The file is marked as a virus by both Chrome and Windows
That sounds strange. That one time Chrome warned me about a virus, it was a virus.
That being said, the usual warning users get is that the file was downloaded from the internet. And was not "signed".
The funny part is, that having a signed exe is actually a bad sign for a game downloaded on Itch (one does not sign a ever changing exe for a hobby project or even as a small time developer). That one time I found such a thing, it was a virus with a faked signage. Yes, it was faked, that system is compromised. As I understand they hacked or faked a company in that signage-system.

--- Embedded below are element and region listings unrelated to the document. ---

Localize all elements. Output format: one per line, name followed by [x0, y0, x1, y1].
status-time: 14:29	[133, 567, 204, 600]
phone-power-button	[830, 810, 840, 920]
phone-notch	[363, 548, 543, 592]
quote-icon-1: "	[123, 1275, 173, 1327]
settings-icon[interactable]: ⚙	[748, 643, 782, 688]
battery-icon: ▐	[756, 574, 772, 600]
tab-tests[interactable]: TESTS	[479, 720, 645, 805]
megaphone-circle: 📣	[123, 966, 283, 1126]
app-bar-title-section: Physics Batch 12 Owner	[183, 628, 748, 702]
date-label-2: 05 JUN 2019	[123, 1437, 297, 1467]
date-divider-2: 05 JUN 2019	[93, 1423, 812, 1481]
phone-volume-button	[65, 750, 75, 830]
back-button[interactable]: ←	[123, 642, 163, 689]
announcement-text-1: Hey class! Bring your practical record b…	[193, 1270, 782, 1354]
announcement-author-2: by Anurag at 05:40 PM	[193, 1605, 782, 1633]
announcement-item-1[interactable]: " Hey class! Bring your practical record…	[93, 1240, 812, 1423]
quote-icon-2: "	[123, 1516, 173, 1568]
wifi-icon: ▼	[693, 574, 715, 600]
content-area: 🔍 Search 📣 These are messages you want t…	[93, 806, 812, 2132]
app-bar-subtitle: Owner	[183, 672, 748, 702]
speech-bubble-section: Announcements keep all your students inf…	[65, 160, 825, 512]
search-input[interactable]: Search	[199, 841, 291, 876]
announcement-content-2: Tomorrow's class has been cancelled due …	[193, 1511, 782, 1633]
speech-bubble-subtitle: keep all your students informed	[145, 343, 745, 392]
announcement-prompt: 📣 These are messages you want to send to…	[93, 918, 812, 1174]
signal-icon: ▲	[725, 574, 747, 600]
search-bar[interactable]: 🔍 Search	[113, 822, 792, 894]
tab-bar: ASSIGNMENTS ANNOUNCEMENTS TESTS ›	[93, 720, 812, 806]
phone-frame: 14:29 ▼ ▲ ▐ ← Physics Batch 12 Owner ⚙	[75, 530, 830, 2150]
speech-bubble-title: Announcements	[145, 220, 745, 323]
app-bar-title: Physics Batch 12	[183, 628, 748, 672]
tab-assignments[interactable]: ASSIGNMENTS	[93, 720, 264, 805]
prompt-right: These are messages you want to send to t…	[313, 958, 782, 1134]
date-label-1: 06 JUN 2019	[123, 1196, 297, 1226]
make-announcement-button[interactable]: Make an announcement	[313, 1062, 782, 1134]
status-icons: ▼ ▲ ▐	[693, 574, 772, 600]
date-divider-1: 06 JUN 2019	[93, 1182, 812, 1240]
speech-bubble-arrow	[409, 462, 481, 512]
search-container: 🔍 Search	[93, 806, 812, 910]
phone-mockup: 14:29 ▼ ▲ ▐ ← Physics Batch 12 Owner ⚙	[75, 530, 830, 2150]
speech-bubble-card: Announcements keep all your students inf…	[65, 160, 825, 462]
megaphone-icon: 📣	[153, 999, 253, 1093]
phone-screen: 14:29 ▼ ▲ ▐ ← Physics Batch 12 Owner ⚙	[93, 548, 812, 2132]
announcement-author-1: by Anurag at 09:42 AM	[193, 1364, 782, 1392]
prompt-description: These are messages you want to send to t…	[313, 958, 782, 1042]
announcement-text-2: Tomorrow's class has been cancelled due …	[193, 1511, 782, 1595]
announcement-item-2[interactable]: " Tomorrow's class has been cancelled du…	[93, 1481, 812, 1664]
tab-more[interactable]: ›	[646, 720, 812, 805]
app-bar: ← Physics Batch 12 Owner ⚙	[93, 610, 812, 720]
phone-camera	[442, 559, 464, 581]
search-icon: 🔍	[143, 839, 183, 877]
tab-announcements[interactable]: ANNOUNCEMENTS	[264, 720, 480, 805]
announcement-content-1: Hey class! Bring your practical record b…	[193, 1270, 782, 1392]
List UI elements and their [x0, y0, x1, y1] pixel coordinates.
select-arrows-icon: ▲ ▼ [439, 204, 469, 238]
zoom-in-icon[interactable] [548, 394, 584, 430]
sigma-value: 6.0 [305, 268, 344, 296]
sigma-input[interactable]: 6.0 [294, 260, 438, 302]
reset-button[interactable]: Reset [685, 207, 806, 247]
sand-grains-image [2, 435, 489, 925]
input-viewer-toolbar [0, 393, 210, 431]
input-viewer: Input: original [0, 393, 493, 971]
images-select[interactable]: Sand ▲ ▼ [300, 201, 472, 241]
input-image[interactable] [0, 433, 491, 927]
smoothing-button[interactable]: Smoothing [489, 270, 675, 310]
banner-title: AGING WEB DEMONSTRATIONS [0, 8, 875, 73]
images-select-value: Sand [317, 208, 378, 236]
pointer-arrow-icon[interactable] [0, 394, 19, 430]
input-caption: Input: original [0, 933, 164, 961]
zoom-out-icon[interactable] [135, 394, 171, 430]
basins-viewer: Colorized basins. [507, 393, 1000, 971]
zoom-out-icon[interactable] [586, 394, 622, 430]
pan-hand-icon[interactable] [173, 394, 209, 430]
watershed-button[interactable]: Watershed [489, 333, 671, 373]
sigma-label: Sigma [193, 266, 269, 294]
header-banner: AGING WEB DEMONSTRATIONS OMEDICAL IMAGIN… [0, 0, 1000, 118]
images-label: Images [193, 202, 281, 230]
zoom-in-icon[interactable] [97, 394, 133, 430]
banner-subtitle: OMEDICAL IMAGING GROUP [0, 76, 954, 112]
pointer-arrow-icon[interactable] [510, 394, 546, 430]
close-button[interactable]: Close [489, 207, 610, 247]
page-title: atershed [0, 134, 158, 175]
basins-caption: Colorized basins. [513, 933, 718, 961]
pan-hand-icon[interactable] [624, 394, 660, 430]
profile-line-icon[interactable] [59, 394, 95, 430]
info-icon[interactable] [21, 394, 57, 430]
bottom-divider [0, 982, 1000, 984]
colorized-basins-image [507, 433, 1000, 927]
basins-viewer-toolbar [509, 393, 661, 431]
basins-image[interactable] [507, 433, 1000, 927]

Godot is infamous for triggering false positives. But that the threat was named specifically is concerning. Although it seems kinda a generic name for a downloader and data stealer family of malware that might get false positives because of that.
Thanks for the reply, it looks like Chrome doesn't detect the file as a virus, it downloads the file completely and only then after the Windows Defender trigger it is marked as a virus. I looked into the problem more deeply and it looks like the problem is in the .zip files, for some reason they are sometimes marked as a virus, maybe should try changing the file compression type.
That one time it happened to me, Chrome screamed at my at the time of downloading. I knew it was a virus, I just wanted to see what it looks like on virustotal. Was an obvious one and uploaded to Itch. So I was curious, why Itch's scanners did not detect it. It turned out to be even more ridiculous since even Chrome screamed at me. Or maybe it was the Defender. It was not distinguishable for me at that time.
If it is actual zip files, that is strange. Maybe compressing Godot files makes them look suspicous. Godot packed exe often trigger. They do clever things inside that. Zipping it again might be seen as a circumvention method.